8 thoughts on “The Great Mismatch

  1. We can’t do nothing about race/class disparities in access to education resources. Those who oppose affirmative action on abstract grounds of fairness refuse to look at the concrete, not abstract at all, unfairness of what goes on. That said, how do we design a system that allocates a scarce resource (close academic contact with bright people) justly? More funds would help, but the best and brightest teachers can still only teach well if they teach limited numbers—who gets to sit close and why?

    1. There are different perspectives on this, Peter. I tend to believe that the best way to allocate that resource is to deflate its value. That seems counterintuitive but if the issue is that there is too much demand for elite socialization because there are so few paths to mobility or quality standard of living, providing more avenues to the latter would protect the *choice* of the former. I remain unconvinced that there is a genuine demand for the cloistered academic halls of a half dozen universities and that is more likely that competition for fewer guarantees for a stable life make those dozen of so universities seem like a golden ticket. That’s true for all categorical groups, of course. I also think that investing in mass higher education and K-12 could alleviate some of this. There’s no law that says only the “best and brightest” can have limited numbers of students, for example. We can make that more true at more institutions. But it is true that there is no such thing as universal higher education and maybe there shouldn’t have to be.

  2. Worthy of your time, from the Nation Magazine On Line:

    http://www.thenation.com/article/the-psychology-of-the-affirmative-action-backlash/

    The last sentence in the article: “In this respect, one must recognize [Abigail] Fisher’s unworthy-minority-applicant rhetoric as belonging to a broader set of racial biases that not only attack the material opportunities for people of color, but also take aim at our minds, bodies, and souls.”

    And, yes, I will say it. Ms. Fisher does look like Peanuts’ “Peppermint Patty”.

    No insult intended to Ms. Patty.

  3. Preach it. And any faculty member at a state flagship university has surely taught 10x as many underprepared white students as they have taught black students of all levels of prep. Social class has way more to do with preparation for elite schools, and in my close to 40 years of teaching, I have seen this gap grow (and the number of black students shrink). And my excellent B;ack grad students got their training at those competitive state flagships that our Supreme Court would be happy to see them excluded from (nearly all who go Ivy undergrad go Ivy for grad school too in my experience). So public higher ed should be in the business of building this pipeline rather than squeezing Black students out with phony solicitude.
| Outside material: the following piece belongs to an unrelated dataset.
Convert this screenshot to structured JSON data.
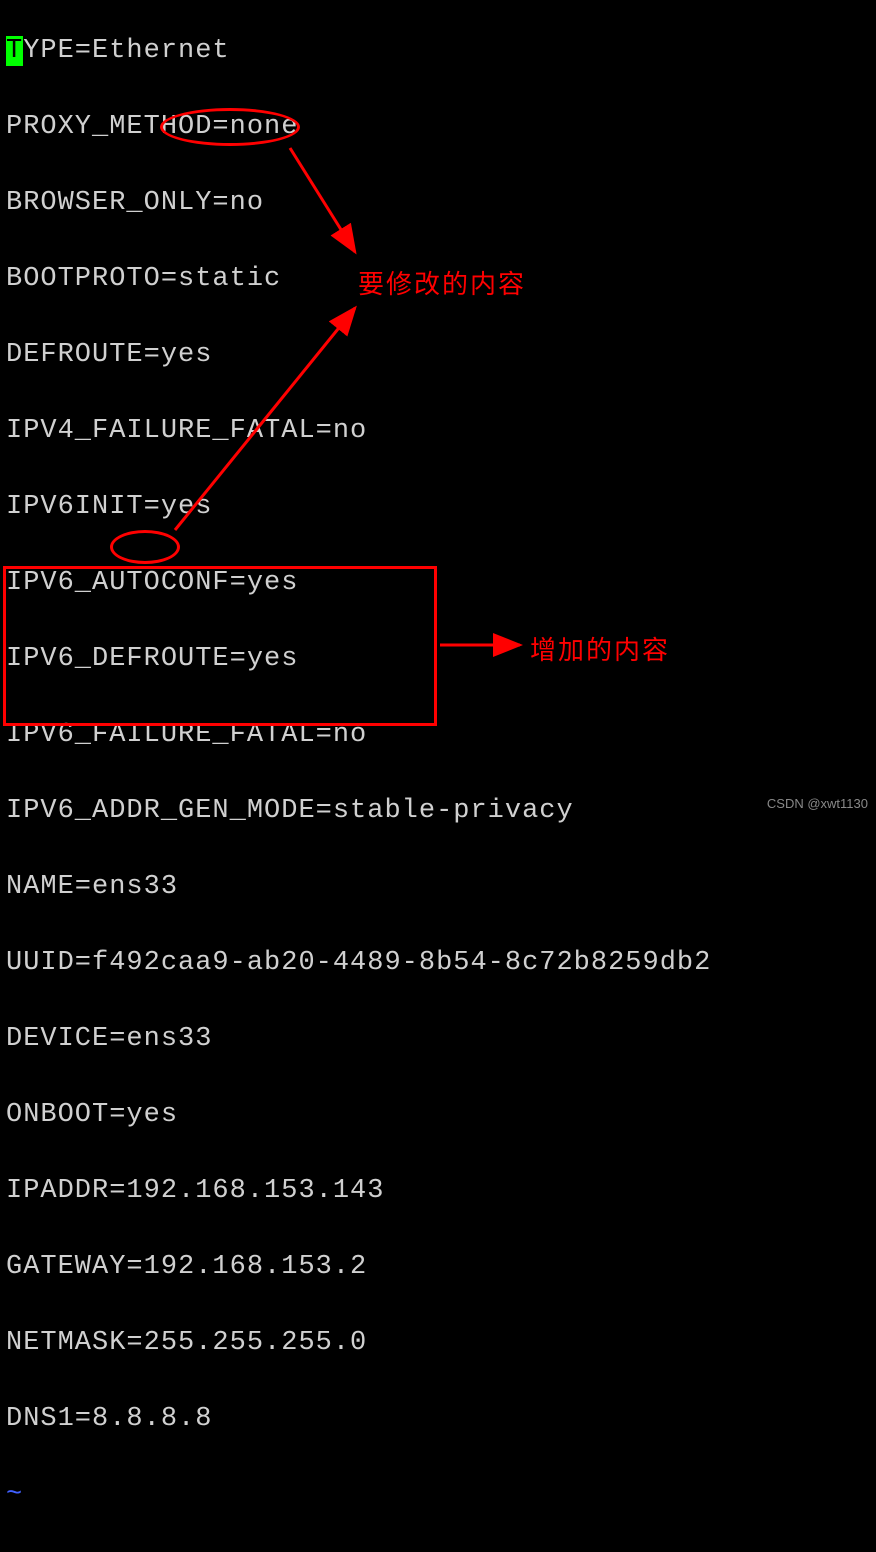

Aaargh.

  4. All 100% vitally important points, of course, but out here in non-elite-land, I think it is also worth pointing out that one of the main reason students experiencing various forms of disadvantage and oppression have higher graduation rates and other beneficial outcomes at many elite institutions despite the exclusionary and oppressive environments in which they spend their college years is because those elite institutions have the financial and other resources to support robust financial aid and student support services not available at under-resourced public comprehensive colleges. That doesn’t actually make us “less competitive” or “easier”–sometimes, we push our students harder and make them learn MORE–but it means we have a much tougher time providing students of all backgrounds with the support needed to encourage on-time graduation and academic success.

    Affirmative action is an important policy for those students who have been and continue to be lucky to benefit from it. But if you really want to help Black, Latinx, poor, working-class, and first-generation students? Fund the public comprehensive colleges. For that matter, fund the K-12 schools, too.